The repository is an overview of all processing activities of personal data carried out in an organisation. The purpose of the GRC Toolbox repository is to enable companies, data subjects and supervisory authorities to quickly and easily obtain information about what personal data have been processed, for what purpose and so on.

A DPIA must be carried out when a proposed processing of personal data is likely to result in a high risk to the rights and freedoms of individuals. The GRC Toolbox DPIA is a risk assessment that should be carried out before any processing starts in order to identify and minimize potential data protection issues at an early stage. With the flexible assessment feature, the DPIA can be easily carried out as needed.

As with the DPIA, the GRC Toolbox also assists in carrying out a TIA, which is done when personal data is to be transferred to a third country or to an international organisation. A TIA serves to identify possible risks to the protection of personal data in connection with the transfer to a third country and to take appropriate protective measures.

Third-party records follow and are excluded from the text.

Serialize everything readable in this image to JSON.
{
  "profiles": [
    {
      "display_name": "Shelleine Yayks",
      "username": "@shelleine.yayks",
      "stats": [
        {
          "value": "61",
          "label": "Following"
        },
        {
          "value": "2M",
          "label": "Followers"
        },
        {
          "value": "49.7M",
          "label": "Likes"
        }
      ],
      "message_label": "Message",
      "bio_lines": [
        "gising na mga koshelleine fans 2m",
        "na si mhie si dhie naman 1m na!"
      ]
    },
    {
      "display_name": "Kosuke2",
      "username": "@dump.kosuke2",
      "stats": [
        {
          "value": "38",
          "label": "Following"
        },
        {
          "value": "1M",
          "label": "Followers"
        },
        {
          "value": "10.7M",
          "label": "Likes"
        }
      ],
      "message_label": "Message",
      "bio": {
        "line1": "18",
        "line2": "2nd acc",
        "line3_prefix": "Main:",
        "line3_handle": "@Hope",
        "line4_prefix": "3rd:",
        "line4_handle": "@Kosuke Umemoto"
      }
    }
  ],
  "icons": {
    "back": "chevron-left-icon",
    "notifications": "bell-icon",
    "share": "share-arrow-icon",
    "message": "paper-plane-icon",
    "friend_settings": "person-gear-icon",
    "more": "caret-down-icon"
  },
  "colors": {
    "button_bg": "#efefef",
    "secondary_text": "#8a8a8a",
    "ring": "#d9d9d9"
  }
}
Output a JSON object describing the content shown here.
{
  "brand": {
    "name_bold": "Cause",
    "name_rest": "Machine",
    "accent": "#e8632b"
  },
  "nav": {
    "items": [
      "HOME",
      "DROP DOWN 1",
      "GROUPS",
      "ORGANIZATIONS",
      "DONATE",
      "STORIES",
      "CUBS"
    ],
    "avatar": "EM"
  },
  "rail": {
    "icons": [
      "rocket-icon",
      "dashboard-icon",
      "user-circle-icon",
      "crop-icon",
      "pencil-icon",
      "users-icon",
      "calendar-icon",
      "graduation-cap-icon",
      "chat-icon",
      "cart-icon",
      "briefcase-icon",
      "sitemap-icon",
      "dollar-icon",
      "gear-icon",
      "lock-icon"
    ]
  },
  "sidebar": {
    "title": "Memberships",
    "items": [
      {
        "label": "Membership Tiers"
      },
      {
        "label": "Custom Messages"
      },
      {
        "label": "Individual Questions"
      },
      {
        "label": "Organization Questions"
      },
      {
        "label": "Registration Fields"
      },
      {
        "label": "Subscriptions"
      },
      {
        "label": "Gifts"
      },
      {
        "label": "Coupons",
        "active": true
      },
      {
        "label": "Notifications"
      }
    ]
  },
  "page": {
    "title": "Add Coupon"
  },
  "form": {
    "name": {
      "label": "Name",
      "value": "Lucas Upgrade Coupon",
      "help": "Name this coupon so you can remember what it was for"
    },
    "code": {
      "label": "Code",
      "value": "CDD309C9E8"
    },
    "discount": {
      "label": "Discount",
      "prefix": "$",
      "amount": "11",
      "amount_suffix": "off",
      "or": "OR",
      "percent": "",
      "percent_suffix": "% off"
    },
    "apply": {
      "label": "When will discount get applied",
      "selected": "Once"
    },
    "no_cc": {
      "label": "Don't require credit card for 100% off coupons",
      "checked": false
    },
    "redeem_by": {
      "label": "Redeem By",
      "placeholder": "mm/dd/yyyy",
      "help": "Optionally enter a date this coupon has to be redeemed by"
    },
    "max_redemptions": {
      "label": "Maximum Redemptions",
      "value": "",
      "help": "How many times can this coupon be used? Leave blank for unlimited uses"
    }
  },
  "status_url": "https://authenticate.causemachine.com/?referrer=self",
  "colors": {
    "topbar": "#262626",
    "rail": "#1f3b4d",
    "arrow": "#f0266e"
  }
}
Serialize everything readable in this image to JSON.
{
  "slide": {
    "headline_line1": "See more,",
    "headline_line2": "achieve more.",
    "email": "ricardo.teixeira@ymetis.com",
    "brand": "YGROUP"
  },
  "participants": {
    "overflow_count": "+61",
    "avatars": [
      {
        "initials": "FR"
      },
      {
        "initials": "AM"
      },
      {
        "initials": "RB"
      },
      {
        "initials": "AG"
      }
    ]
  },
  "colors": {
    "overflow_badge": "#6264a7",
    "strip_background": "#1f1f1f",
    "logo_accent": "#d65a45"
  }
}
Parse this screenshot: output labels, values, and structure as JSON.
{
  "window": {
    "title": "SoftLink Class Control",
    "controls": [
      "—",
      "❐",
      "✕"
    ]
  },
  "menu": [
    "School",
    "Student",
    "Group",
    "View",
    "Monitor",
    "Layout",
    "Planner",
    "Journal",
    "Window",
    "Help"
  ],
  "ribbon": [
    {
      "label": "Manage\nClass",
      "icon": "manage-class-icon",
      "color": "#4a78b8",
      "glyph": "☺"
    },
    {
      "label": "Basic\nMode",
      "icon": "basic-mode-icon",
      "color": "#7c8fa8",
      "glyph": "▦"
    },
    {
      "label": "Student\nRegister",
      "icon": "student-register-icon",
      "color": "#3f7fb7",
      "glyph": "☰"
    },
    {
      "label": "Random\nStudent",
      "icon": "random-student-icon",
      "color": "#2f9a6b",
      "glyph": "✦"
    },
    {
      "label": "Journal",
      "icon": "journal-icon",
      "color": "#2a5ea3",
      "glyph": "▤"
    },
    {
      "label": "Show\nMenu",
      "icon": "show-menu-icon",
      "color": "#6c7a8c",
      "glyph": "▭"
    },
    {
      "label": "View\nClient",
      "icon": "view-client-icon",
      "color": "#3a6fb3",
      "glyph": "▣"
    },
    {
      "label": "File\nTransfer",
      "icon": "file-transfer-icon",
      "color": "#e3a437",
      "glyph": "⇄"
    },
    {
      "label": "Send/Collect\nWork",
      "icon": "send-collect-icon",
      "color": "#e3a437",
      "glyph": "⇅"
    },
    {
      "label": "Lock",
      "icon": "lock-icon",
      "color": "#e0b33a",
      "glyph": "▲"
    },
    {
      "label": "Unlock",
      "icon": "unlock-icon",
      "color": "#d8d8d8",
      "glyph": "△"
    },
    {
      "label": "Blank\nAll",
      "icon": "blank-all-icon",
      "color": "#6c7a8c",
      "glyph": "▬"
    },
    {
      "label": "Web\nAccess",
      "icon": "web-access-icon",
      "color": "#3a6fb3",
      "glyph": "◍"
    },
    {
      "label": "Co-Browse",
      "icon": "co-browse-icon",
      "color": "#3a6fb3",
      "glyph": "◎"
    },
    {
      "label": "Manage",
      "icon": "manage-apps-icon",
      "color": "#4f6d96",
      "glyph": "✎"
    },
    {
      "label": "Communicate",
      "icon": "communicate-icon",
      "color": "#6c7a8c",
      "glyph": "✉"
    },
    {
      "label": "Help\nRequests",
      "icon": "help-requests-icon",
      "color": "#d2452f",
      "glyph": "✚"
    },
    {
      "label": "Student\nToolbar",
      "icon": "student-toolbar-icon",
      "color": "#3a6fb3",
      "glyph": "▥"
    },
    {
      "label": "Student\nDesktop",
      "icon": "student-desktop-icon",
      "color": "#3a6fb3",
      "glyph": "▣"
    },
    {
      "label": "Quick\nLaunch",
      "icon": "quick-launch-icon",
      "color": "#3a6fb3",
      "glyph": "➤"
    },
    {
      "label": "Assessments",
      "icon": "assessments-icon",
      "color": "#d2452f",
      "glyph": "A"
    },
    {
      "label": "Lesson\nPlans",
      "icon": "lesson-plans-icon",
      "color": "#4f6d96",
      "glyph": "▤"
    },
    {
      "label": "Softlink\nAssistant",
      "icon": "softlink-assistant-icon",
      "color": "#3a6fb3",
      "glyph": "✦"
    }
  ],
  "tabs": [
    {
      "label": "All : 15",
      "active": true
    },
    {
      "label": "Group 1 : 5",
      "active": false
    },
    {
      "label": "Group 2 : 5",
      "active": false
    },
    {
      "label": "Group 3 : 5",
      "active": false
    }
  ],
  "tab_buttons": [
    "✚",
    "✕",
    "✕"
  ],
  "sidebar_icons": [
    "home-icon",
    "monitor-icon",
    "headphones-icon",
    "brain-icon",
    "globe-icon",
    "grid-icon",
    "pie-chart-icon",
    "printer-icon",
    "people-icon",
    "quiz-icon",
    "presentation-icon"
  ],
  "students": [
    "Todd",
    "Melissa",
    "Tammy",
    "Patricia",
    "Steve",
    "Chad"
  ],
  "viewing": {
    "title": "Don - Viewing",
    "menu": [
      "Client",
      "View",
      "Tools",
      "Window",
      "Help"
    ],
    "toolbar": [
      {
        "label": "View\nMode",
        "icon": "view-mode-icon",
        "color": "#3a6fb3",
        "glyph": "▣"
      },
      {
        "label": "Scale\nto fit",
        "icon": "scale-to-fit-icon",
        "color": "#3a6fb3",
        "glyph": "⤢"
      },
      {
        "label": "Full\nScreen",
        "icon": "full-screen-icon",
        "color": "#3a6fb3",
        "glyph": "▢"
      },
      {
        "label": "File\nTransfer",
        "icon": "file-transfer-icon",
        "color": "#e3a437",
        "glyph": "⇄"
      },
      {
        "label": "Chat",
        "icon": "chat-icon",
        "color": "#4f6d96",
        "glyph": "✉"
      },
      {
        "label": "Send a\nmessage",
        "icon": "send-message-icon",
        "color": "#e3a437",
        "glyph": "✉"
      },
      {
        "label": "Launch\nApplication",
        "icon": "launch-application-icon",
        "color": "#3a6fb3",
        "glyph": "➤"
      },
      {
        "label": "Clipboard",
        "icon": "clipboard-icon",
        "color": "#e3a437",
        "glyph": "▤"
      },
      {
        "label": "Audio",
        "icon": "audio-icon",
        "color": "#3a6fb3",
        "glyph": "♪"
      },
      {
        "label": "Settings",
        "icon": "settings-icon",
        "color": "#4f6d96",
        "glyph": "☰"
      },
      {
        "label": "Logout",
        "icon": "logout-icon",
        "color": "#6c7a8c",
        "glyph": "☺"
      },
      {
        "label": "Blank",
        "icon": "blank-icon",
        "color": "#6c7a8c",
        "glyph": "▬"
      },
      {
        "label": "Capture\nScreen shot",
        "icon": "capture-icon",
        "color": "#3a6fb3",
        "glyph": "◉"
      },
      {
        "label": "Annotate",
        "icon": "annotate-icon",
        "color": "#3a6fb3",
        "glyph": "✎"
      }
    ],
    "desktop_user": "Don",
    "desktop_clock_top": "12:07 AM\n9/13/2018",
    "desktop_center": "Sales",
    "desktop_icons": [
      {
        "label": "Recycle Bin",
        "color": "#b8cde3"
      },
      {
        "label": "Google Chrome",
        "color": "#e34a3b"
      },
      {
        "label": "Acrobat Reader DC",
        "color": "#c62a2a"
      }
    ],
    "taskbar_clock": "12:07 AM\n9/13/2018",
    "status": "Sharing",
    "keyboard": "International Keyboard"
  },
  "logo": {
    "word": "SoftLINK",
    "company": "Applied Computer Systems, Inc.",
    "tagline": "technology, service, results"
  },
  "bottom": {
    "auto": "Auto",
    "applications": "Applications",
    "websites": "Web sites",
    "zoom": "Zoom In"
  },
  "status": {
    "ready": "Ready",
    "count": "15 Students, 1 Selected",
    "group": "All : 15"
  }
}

A data breach occurs when personal data is unintentionally or unauthorizedly disclosed or lost. In this context, the GRC Toolbox helps to record and assess data protection incidents, to notify the data subjects and, if necessary, the supervisory authorities by means of incident reports and reminders, and then to determine the causes and take appropriate measures to prevent future data breaches.

Data subject requests are an important component of data subject rights as per legal requirements. Processing data subject requests with the GRC Toolbox involves identifying, verifying and providing the personal data that must be provided upon request by a data subject.

Project support in the context of data protection means that data protection and security aspects are integrated into the development process from the very beginning. The GRC Toolbox offers workflow for this purpose in order to query data protection/security risks, define measures and meet compliance requirements before a product or service is introduced.

Connect the data protection management system with other functions of the GRC Toolbox such as information security, third-party risk management, contract management, etc. This creates synergies and reduces duplication.

Improve the effectiveness and efficiency of your data protection management system. The data protection dashboard serves as a valuable tool for this, as it shows you all data protection-relevant indicators and information in a visually appealing and intuitive way.